Caitlin had been sitting at the small table Faith kept for her behind the counter coloring in a SpongeBob SquarePants book. “Eat,” she’d said at the mention of food.
“Maybe the two of you could join me for dinner there this evening?” Hugh had said as he tested the strength of the chain extension before rehanging the planters. The invitation was offhand, but it caught Faith by surprise and she immediately said no. The refusal hung harsh and unfriendly in the air between them and she hurried to soften its uncompromising sound. “I mean, thanks, but I already have dinner started.”
“Some other time then. Do you recommend the meat loaf?”
“It’s the specialty of the house.”
He’d looked pleased. “Homemade meat loaf. Nothing better.”
“Don’t forget to try the pies. The coconut cream is to die for.”
“I’m a banana cream man myself,” he’d answered with a smile.

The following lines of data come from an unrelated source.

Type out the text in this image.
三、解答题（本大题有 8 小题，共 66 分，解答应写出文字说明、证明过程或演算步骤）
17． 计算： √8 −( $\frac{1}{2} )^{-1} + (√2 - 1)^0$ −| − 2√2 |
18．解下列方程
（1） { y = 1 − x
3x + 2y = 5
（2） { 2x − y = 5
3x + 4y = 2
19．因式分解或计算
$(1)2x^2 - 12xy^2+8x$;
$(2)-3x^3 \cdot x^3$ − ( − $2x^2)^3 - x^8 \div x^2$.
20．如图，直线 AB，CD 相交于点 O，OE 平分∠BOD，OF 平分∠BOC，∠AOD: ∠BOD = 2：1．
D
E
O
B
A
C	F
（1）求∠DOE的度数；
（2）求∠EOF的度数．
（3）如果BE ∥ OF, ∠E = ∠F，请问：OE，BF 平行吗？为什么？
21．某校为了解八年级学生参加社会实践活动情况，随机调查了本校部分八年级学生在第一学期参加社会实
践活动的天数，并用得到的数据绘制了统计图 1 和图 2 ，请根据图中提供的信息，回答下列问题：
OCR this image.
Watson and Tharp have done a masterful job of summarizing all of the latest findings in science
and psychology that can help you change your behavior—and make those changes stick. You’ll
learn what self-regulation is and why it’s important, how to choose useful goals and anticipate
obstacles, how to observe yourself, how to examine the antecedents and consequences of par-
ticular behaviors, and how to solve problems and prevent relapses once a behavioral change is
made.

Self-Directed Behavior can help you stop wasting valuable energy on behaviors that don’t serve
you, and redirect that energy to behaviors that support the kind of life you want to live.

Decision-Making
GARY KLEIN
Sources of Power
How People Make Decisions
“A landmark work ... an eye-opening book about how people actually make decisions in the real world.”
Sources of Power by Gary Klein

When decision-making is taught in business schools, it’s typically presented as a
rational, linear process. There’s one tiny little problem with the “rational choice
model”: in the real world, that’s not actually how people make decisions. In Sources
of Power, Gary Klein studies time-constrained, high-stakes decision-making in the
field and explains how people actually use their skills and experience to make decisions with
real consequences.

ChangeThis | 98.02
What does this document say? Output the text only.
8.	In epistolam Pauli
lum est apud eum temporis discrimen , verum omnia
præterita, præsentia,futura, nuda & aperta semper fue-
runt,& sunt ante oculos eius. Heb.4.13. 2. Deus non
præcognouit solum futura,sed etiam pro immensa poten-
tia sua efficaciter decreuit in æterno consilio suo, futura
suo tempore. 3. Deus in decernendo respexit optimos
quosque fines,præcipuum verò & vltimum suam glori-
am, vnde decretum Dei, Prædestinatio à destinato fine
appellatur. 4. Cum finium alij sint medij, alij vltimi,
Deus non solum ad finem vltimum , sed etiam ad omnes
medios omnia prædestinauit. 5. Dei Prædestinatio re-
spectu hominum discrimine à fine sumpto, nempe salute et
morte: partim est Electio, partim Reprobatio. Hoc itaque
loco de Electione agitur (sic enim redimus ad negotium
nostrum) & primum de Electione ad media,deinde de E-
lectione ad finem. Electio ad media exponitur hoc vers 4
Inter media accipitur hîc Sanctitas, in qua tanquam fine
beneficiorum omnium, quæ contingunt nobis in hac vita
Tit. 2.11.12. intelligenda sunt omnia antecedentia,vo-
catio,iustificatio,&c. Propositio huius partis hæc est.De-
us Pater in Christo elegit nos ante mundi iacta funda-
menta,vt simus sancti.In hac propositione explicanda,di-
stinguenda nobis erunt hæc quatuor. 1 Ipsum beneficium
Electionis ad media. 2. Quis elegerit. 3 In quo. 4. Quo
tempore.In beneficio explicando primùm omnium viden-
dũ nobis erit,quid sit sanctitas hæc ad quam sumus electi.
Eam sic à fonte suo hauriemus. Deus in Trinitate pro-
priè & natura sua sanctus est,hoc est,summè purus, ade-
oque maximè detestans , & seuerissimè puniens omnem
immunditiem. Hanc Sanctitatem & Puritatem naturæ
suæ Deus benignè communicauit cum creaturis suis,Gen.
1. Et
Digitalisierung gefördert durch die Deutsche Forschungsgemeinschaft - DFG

Faith had managed a smile in return. Her eyes had been drawn to the hard muscles of his thighs as he worked, and suddenly, from out of nowhere, she remembered the feel of legs and bodies tangled together in lovemaking, and she nearly dropped the stack of receipts she held in her hand. The flash of eroticism had come and gone in a heartbeat, but the aftereffect left her shaken. In her vision the arms holding her hadn’t been Mark’s. They’d belonged to this man.
She’d mumbled something about liking banana cream, too, and made some excuse to leave the greenhouse. Her legs were wobbly as she picked Caitlin up to carry her to the house, her breath coming in quick little gasps that couldn’t be blamed on the heat or the slight weight of the child in her arms. It was lust. Something that for three years had been completely absent from her thoughts.
That incident wasn’t the last erotic thought she’d had about Hugh Damon, but it was the last one she had let get the best of her. Perhaps because she also couldn’t quite forget the disquieting certainty that he was here, not just to avoid spending several weeks at an interstate off-ramp motel, but for some secret reason of his own.
A rumble of thunder announced the arrival of the storms that had been predicted all day. Peg angled her head to check the sky visible between the branches of the big maple outside the kitchen window. “Nasty-looking clouds,” she said, forgetting, at least for the moment, her fixation with Hugh Damon. “I have a feeling we’re going to get a real bad storm out of this cold front.”